По крохотному, вечно холодному дому везде, где только можно было, как живые, дожидались своей очереди разноцветные клубки шерсти.

Тетя Оля кормила: продавала вязанье на базаре. Она и на базаре вязала — стоит обвешанная «товаром» и вяжет, как будто не может никак остановиться. Иной раз от всей той жизни — от холода, от голода — темнело у нее перед глазами — падала. Привозили ее добрые люди домой. А злые обкрадывали, вещи, клубки вырывали из рук, но спицы вырвать не могли: они словно приросли к ее рукам. Надо было кормить мужа и прибившегося к ним деревенского мальчика-погорельца. Но он все понимал и помогал изо всех сил — бегал по морозу в поисках угля, выхватывал из ее рук пустые ведра и спешил к колодцу за водой. Как-то пошел с ним муж тети Оли дядя Вася. У колодца он надел перчатку, чтобы не обжечься о быстро вращавшийся ворот. «Сними, — сказал дядя Вася, — кожа и новая нарастет, а вязёнки не скоро новые купим…»

В городе ему часто вспоминалась деревня. Виделась солнечно, ярко и цветасто. Приходили на память запахи свежескошенной травы и сырой стружки, горячей окалины на наковальне и пухлых караваев духмяного хлеба на загнетке, и сводящие с ума, слышные с другого конца деревни ароматы медовых коржиков. Приходили на память, тянули домой, и хотелось побежать по деревне босиком, помотаться под теплым дождем, прижаться к горячему стогу, кинуться с обрыва в теплую реку… И все кружились желания вокруг тепла да куска хлеба, вокруг того, чем обделены были в городе и он, и принявшая его семья. Городская жизнь холодом да голодом заменила деревенские радости…

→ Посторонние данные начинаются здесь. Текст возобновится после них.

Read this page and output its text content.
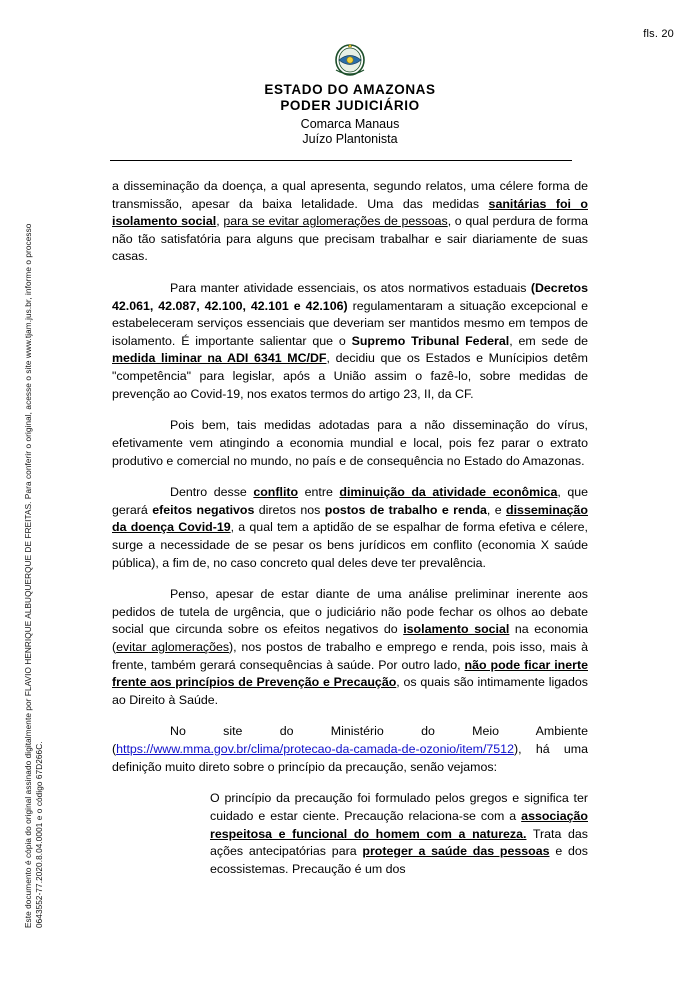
fls. 20
Este documento é cópia do original assinado digitalmente por FLAVIO HENRIQUE ALBUQUERQUE DE FREITAS. Para conferir o original, acesse o site www.tjam.jus.br, informe o processo 0643552-77.2020.8.04.0001 e o código 67D266C.
ESTADO DO AMAZONAS
PODER JUDICIÁRIO
Comarca Manaus
Juízo Plantonista

a disseminação da doença, a qual apresenta, segundo relatos, uma célere forma de transmissão, apesar da baixa letalidade. Uma das medidas sanitárias foi o isolamento social, para se evitar aglomerações de pessoas, o qual perdura de forma não tão satisfatória para alguns que precisam trabalhar e sair diariamente de suas casas.

Para manter atividade essenciais, os atos normativos estaduais (Decretos 42.061, 42.087, 42.100, 42.101 e 42.106) regulamentaram a situação excepcional e estabeleceram serviços essenciais que deveriam ser mantidos mesmo em tempos de isolamento. É importante salientar que o Supremo Tribunal Federal, em sede de medida liminar na ADI 6341 MC/DF, decidiu que os Estados e Munícipios detêm "competência" para legislar, após a União assim o fazê-lo, sobre medidas de prevenção ao Covid-19, nos exatos termos do artigo 23, II, da CF.

Pois bem, tais medidas adotadas para a não disseminação do vírus, efetivamente vem atingindo a economia mundial e local, pois fez parar o extrato produtivo e comercial no mundo, no país e de consequência no Estado do Amazonas.

Dentro desse conflito entre diminuição da atividade econômica, que gerará efeitos negativos diretos nos postos de trabalho e renda, e disseminação da doença Covid-19, a qual tem a aptidão de se espalhar de forma efetiva e célere, surge a necessidade de se pesar os bens jurídicos em conflito (economia X saúde pública), a fim de, no caso concreto qual deles deve ter prevalência.

Penso, apesar de estar diante de uma análise preliminar inerente aos pedidos de tutela de urgência, que o judiciário não pode fechar os olhos ao debate social que circunda sobre os efeitos negativos do isolamento social na economia (evitar aglomerações), nos postos de trabalho e emprego e renda, pois isso, mais à frente, também gerará consequências à saúde. Por outro lado, não pode ficar inerte frente aos princípios de Prevenção e Precaução, os quais são intimamente ligados ao Direito à Saúde.

No site do Ministério do Meio Ambiente (https://www.mma.gov.br/clima/protecao-da-camada-de-ozonio/item/7512), há uma definição muito direto sobre o princípio da precaução, senão vejamos:

O princípio da precaução foi formulado pelos gregos e significa ter cuidado e estar ciente. Precaução relaciona-se com a associação respeitosa e funcional do homem com a natureza. Trata das ações antecipatórias para proteger a saúde das pessoas e dos ecossistemas. Precaução é um dos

…Когда это она успела пропеть, он так и не мог вспомнить, но это:

И на штыке у часового горит полночная луна…

так и осталось в памяти, рядом с ее обликом, с неотделимыми от него спицами.

6

…А за бодрым и озорным:

Распрягайте, хлопцы, коней,
Тай лягайте спочивать…

вставал в воспоминаниях того времени муж тети Оли дядя Вася. Это он с проплешинами на голове (у него от постоянного переутомления и голода сделалась какая-то болезнь) усаживался в нетопленом дому (значит, углем в тот день они так и не смогли разжиться) за рабочий стол (он же был при других обстоятельствах обеденным, рабочим, хозяйственным — да каким надо было, таким и был) и, накинув на плечи штопанные заботливыми руками тети Оли «лохматы», принимался работать. Как же он при этом все делал «вкусно»: раскладывал ученические тетради в аккуратные стопочки, подравнивал их, поколачивал пальцами, чтобы лежали они ровненько, красиво; подтачивал ровненько карандаши: вот синий — для плохого, вот красный — для всего хорошего.